Spain’s Acting Prime Minister Pedro Sánchez highlighted at the closing session of the 6th European Family Business Summit held earlier this week, his commitment to stability, security and the dynamic nature of the Spanish economy.

Based on its current sound foundations, and with clear priorities, Spain can take a “qualitative leap” over the next decade, said Pedro Sánchez at the summit of European Family Businesses (EFB), an organization that represents more than 14 million businesses.

The Acting Prime Minister pointed out that the European economy is facing international trade tensions and the consequences of Brexit. These threats, he remarked, require responses from the public authorities to protect legal certainty, facilitate the opening up of foreign markets and establish strategic frameworks that stimulate future sectors.

Spain must also dispel other uncertainties related to investor and consumer confidence, added Pedro Sánchez. “After the fourth general elections in four years, Spain needs institutional stability”. Sánchez argued that this should also be the legislature of consensus for moving forwards and undertaking the major transformations which are pending.

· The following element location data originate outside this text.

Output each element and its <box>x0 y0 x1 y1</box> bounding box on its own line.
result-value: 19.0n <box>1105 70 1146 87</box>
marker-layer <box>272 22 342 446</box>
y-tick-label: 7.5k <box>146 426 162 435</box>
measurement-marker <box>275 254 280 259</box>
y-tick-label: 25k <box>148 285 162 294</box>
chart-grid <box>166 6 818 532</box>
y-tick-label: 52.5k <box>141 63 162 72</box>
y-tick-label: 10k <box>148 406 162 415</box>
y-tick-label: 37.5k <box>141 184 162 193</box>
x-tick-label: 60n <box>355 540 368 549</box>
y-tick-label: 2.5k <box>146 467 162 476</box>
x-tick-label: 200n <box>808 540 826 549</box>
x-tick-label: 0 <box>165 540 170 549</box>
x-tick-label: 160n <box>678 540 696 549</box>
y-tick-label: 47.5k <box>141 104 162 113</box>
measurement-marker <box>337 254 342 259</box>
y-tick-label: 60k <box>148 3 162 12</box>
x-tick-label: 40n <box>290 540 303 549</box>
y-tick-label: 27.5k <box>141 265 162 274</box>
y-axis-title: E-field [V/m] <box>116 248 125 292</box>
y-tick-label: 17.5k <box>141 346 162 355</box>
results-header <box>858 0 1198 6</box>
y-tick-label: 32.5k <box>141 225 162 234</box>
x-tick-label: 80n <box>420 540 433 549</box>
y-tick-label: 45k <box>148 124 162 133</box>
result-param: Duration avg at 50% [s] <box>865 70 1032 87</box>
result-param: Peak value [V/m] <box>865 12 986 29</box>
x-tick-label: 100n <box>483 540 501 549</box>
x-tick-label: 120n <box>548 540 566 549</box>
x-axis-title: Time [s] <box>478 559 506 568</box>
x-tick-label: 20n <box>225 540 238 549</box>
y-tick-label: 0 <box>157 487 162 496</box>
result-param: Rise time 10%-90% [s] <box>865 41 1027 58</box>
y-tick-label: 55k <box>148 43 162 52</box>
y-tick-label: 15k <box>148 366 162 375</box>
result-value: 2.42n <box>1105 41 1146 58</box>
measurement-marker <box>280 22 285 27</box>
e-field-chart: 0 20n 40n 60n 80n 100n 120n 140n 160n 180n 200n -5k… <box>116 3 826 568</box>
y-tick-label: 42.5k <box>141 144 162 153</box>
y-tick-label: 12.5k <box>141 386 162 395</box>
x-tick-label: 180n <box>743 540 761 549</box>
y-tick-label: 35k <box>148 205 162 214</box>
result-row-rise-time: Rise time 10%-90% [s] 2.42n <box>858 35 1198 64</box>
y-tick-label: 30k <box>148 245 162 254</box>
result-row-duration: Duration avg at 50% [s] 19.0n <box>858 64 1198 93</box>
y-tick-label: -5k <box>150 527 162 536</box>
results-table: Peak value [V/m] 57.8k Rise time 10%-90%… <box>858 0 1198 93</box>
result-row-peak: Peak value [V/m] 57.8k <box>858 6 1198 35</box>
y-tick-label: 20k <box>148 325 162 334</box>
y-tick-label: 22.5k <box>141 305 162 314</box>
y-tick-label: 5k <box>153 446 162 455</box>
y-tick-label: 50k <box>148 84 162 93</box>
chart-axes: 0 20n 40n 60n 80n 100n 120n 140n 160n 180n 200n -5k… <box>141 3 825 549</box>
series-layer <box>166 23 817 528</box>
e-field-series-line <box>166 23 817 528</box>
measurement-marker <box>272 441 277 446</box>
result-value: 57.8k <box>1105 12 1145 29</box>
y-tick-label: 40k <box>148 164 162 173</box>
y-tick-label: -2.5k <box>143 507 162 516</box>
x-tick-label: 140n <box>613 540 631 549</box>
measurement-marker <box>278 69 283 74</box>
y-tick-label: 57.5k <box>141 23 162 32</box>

Budget stability and social commitment

In his speech to business leaders from throughout Europe, Pedro Sánchez underlined his commitment to fiscal discipline with Brussels.

A responsible government, he argued, works within the financial margins offered by the economic reality because this strict management allows prosperity to filter down to all citizens.

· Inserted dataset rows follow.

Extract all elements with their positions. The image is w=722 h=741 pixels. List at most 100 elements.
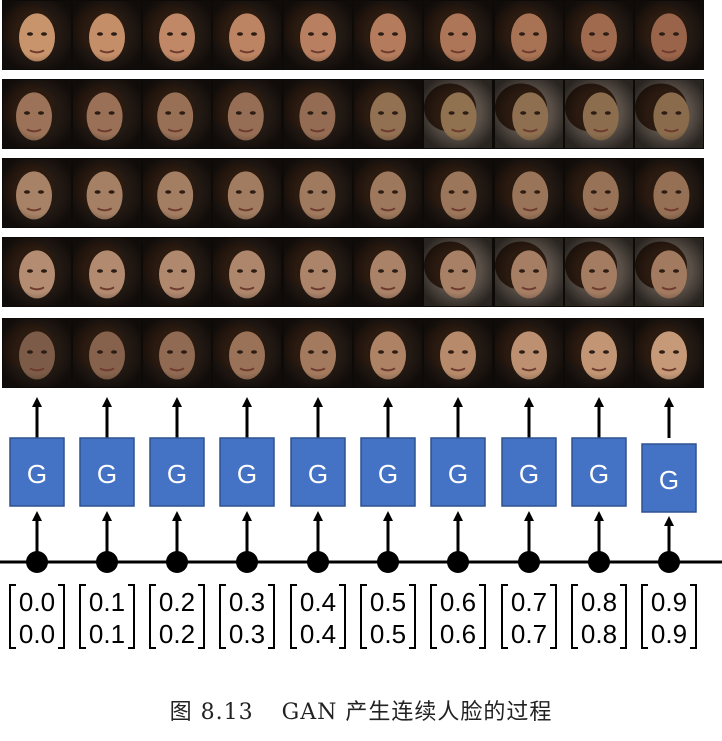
face-tile xyxy=(354,80,422,148)
vector-top-value: 0.3 xyxy=(229,587,265,617)
input-vector: 0.30.3 xyxy=(219,584,275,649)
vector-top-value: 0.8 xyxy=(581,587,617,617)
right-bracket xyxy=(268,584,275,649)
generator-box: G xyxy=(79,437,135,507)
left-bracket xyxy=(501,584,508,649)
generator-box: G xyxy=(430,437,486,507)
axis-point xyxy=(518,551,540,573)
axis-point xyxy=(447,551,469,573)
input-vector: 0.40.4 xyxy=(290,584,346,649)
input-arrows xyxy=(32,511,674,558)
generator-label: G xyxy=(659,465,679,495)
left-bracket xyxy=(79,584,86,649)
vector-bottom-value: 0.9 xyxy=(651,619,687,649)
input-vector: 0.80.8 xyxy=(571,584,627,649)
face-tile xyxy=(424,1,492,69)
axis-point xyxy=(588,551,610,573)
generator-label: G xyxy=(519,459,539,489)
face-row-4 xyxy=(2,237,704,307)
figure-title: GAN 产生连续人脸的过程 xyxy=(281,700,553,725)
vector-bottom-value: 0.2 xyxy=(159,619,195,649)
generator-box: G xyxy=(290,437,346,507)
input-vectors: 0.00.00.10.10.20.20.30.30.40.40.50.50.60… xyxy=(9,584,697,649)
generator-label: G xyxy=(237,459,257,489)
face-tile xyxy=(284,80,352,148)
figure-caption: 图 8.13 GAN 产生连续人脸的过程 xyxy=(0,694,722,726)
input-vector: 0.20.2 xyxy=(149,584,205,649)
generator-box: G xyxy=(219,437,275,507)
axis-point xyxy=(307,551,329,573)
face-tile xyxy=(284,1,352,69)
face-tile xyxy=(284,159,352,227)
generator-label: G xyxy=(97,459,117,489)
input-vector: 0.00.0 xyxy=(9,584,65,649)
generator-label: G xyxy=(167,459,187,489)
axis-point xyxy=(26,551,48,573)
vector-top-value: 0.5 xyxy=(370,587,406,617)
right-bracket xyxy=(198,584,205,649)
left-bracket xyxy=(149,584,156,649)
face-tile xyxy=(424,80,492,148)
face-tile xyxy=(3,159,71,227)
vector-bottom-value: 0.0 xyxy=(19,619,55,649)
left-bracket xyxy=(641,584,648,649)
vector-top-value: 0.0 xyxy=(19,587,55,617)
right-bracket xyxy=(620,584,627,649)
face-tile xyxy=(143,1,211,69)
face-tile xyxy=(3,80,71,148)
generator-box: G xyxy=(9,437,65,507)
face-tile xyxy=(565,319,633,387)
left-bracket xyxy=(571,584,578,649)
generator-label: G xyxy=(378,459,398,489)
generator-box: G xyxy=(149,437,205,507)
vector-bottom-value: 0.3 xyxy=(229,619,265,649)
face-tile xyxy=(565,80,633,148)
face-tile xyxy=(213,319,281,387)
face-tile xyxy=(635,80,703,148)
input-vector: 0.90.9 xyxy=(641,584,697,649)
right-bracket xyxy=(479,584,486,649)
face-tile xyxy=(143,238,211,306)
right-bracket xyxy=(550,584,557,649)
input-vector: 0.50.5 xyxy=(360,584,416,649)
face-tile xyxy=(213,1,281,69)
face-tile xyxy=(73,319,141,387)
face-tile xyxy=(424,319,492,387)
axis-point xyxy=(377,551,399,573)
generator-label: G xyxy=(27,459,47,489)
left-bracket xyxy=(9,584,16,649)
face-tile xyxy=(3,238,71,306)
vector-bottom-value: 0.6 xyxy=(440,619,476,649)
generator-box: G xyxy=(571,437,627,507)
vector-bottom-value: 0.5 xyxy=(370,619,406,649)
vector-bottom-value: 0.1 xyxy=(89,619,125,649)
left-bracket xyxy=(360,584,367,649)
face-row-5 xyxy=(2,318,704,388)
face-tile xyxy=(565,238,633,306)
face-tile xyxy=(424,238,492,306)
face-row-2 xyxy=(2,79,704,149)
face-tile xyxy=(3,319,71,387)
face-tile xyxy=(635,1,703,69)
face-tile xyxy=(143,159,211,227)
face-image-rows xyxy=(2,0,704,388)
face-tile xyxy=(635,159,703,227)
face-tile xyxy=(565,159,633,227)
axis-point xyxy=(236,551,258,573)
face-tile xyxy=(143,80,211,148)
generator-box: G xyxy=(641,443,697,513)
face-tile xyxy=(354,159,422,227)
face-tile xyxy=(143,319,211,387)
vector-top-value: 0.1 xyxy=(89,587,125,617)
vector-top-value: 0.2 xyxy=(159,587,195,617)
right-bracket xyxy=(409,584,416,649)
axis-point xyxy=(96,551,118,573)
right-bracket xyxy=(128,584,135,649)
right-bracket xyxy=(339,584,346,649)
face-tile xyxy=(73,238,141,306)
generator-label: G xyxy=(589,459,609,489)
face-tile xyxy=(354,319,422,387)
figure-number: 图 8.13 xyxy=(169,700,254,725)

Pedro Sánchez stressed that nowadays most people feel that growth and social cohesion should go hand-in-hand, which means reasonable pay rises, labour protection and a strong and efficient public sector.

Leadership in digitalisation and ecological transition

In his analysis of the economic situation, Sánchez stated that household income is rising at a rate of 5.8%, Spain is growing by above the European average and in a balanced fashion and jobs continue to be created – there are now more than 19.4 million National Insurance contributors and a record number of almost 10 million contributors with a permanent employment contract.

In order to maintain this trend, Pedro Sánchez advocated reducing the public deficit to 2% of GDP this year and combating job insecurity. He also proposed better training through a State Pact for Education and Vocational Training, an equal opportunities economy, and the implementation of the Entrepreneur Nation Strategy.

Spain, argued Sánchez, has the right conditions to become a leading country in terms of gender equality, in the digital transformation and in the ecological transition. The COP25 Climate Summit, which will be held in Spain in December, confirms the country’s capacity to respond and its leading role in the fight against the climate crisis, and which will also “have a very positive effect on jobs and in raising awareness”.

An economy that serves people

Pedro Sánchez stressed the importance of family businesses in implementing pressing changes in Spain, as well as their social function. “Family businesses are close to people and hence are able to spread the values we need – an economy that serves the people and not solely the necessary financial logic”.

European Family Businesses and the Spanish Government, he added, also agree that “Europe is the forum we belong to”. Pedro Sánchez urged this project to be completed to make it competitive vis-à-vis other world powers, without losing sight of its essence, which is the social market economy.